X-rays and neutrons are an effective probe medium for evaluation of many features of materials. X-ray diffraction, spectrometry and microscopy are widely used for materials structure and composition measurements. Many applications require an x-ray beam having controlled beam characteristics in its interaction with the target, and some of them need an x-ray optic for an analysis of the beam after its interaction with the material sample. A variety of x-ray optics is in use in analytical instruments.
One of the x-ray optics that is in quite wide use is a glass polycapillary optic. The glass polycapillary optic comprises a bundle of hollow glass fibers arranged in some specific way. These hollow fibers guide x-rays entering them, and by total external reflection, the x-ray beam is transmitted along the fiber. Various polycapillary optic designs exist for focusing an x-ray beam, collimation, and the like.
A polycapillary optic can be used in a wide range of x-ray photon energies, but in the range of laboratory photon energies (5 to 25 keV) it has various benefits. It can provide a uniquely large geometrical solid collection angle up to several tens of steradians, which provides an efficient use of the x-ray energy emanating from the source. Further, the polycapillary optic can shape the beam in three dimensions.
These two features make polycapillary optics a preferred component of x-ray optics. An alternative arrangement can be provided with a crystal bent in two planes, but its capturing capabilities are lower due to limitations of angular acceptance in the diffraction plane of a Johann crystal.
A polycapillary focusing optic is preferably used in applications that do not require a high beam monochromaticity and can utilize a beam with a high convergence. Similarly, polycapillary collimating optics can provide a beam of large size and flux when requirements for the beam divergence are not too high.
Many analytical applications are suitable for polycapillary optics, and polycapillary optics are in wide use in micro x-ray fluorescence analyzers, x-ray diffractometers for stress and texture analysis, and many other applications.
The technology of glass polycapillary optic fabrication progressed significantly since their first use. A variety of optical arrangements and shapes can be produced. An opening lumen of a single capillary and the wall thickness can vary in a wide range, down to a micrometer-scale capillary diameter. On the other hand, a glass polycapillary optic is not free from some principal and technological limitations.
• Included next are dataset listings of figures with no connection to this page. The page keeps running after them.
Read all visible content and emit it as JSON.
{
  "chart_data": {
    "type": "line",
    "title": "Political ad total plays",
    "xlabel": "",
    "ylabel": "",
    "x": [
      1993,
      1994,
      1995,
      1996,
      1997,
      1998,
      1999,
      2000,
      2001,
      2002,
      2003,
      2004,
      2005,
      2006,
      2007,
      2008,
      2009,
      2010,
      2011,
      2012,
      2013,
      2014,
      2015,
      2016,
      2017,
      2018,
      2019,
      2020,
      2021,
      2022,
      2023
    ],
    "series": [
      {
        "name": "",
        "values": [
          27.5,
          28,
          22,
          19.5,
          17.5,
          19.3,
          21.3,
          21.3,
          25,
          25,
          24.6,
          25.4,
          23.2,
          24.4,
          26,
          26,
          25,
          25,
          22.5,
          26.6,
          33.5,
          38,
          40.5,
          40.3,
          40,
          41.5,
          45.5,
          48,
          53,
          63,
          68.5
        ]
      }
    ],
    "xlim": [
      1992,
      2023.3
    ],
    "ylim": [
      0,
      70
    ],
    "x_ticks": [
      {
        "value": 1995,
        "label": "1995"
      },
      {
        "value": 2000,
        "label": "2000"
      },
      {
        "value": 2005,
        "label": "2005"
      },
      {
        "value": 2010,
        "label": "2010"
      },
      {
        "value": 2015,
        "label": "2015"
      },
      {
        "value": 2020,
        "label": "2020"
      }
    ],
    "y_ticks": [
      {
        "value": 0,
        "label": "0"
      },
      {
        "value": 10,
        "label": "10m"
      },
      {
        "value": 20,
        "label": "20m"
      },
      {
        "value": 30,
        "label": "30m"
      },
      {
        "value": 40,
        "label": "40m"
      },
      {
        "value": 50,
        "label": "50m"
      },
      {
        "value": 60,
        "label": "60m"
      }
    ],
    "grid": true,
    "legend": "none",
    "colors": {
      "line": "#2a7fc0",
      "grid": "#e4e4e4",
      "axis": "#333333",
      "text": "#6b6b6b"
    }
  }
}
Capillary technology is currently limited to glass material formed in a high-temperature process. Currently, there is no technology available for a good control of mid and high spatial frequency roughness of the internal wall surface during this process. Absent a metrology for measuring the roughness directly, representative results of the roughness are currently obtained through modeling the optic with the different roughness parameters and comparing the results with experimental data. These results show that the internal capillary structure is not perfect. Further technology refinements may improve these parameters, but the internal surface roughness may affect optical efficiency well into the future.
A single capillary optic may be used as well, although not as universally as a glass polycapillary optic. Several typical shapes of single capillary optics are particularly common.
A straight single glass capillary is commonly used to form an x-ray beam with a predefined beam cross section and divergence. One advantage of a single straight capillary over a system with two pinholes is that the part of the beam that passes the first pinhole, but would miss the second pinhole, is retained in the optical path of the single capillary by total external reflection from the capillary walls. The mechanism of radiation penetration through the straight capillary is the same as for polycapillary systems, utilizing multiple total external reflections.
Similarly, conical single glass capillary can be used to concentrate x-ray radiation. A single total external reflection can be utilized in a capillary with a more sophisticated internal shape, for instance an ellipsoidal configuration. These kinds of optics are typically not made exclusively of glass, but include other materials.
One more specific device that provides x-ray beam with a width on a nanometer scale in one dimension is an x-ray waveguide. The coupling and propagation of radiation through this device is described in the terms of wave theory. The design condition could, however, be formulated in physical-geometrical terms for a three-layer symmetric structure: θCc>θCg, where θCc and θCg are critical total external reflection angles of outside cladding (θCc) and of guiding layers (θCg).
Similarly to the polycapillary glass optic, single capillary optics will benefit from a better surface precision and smoothness.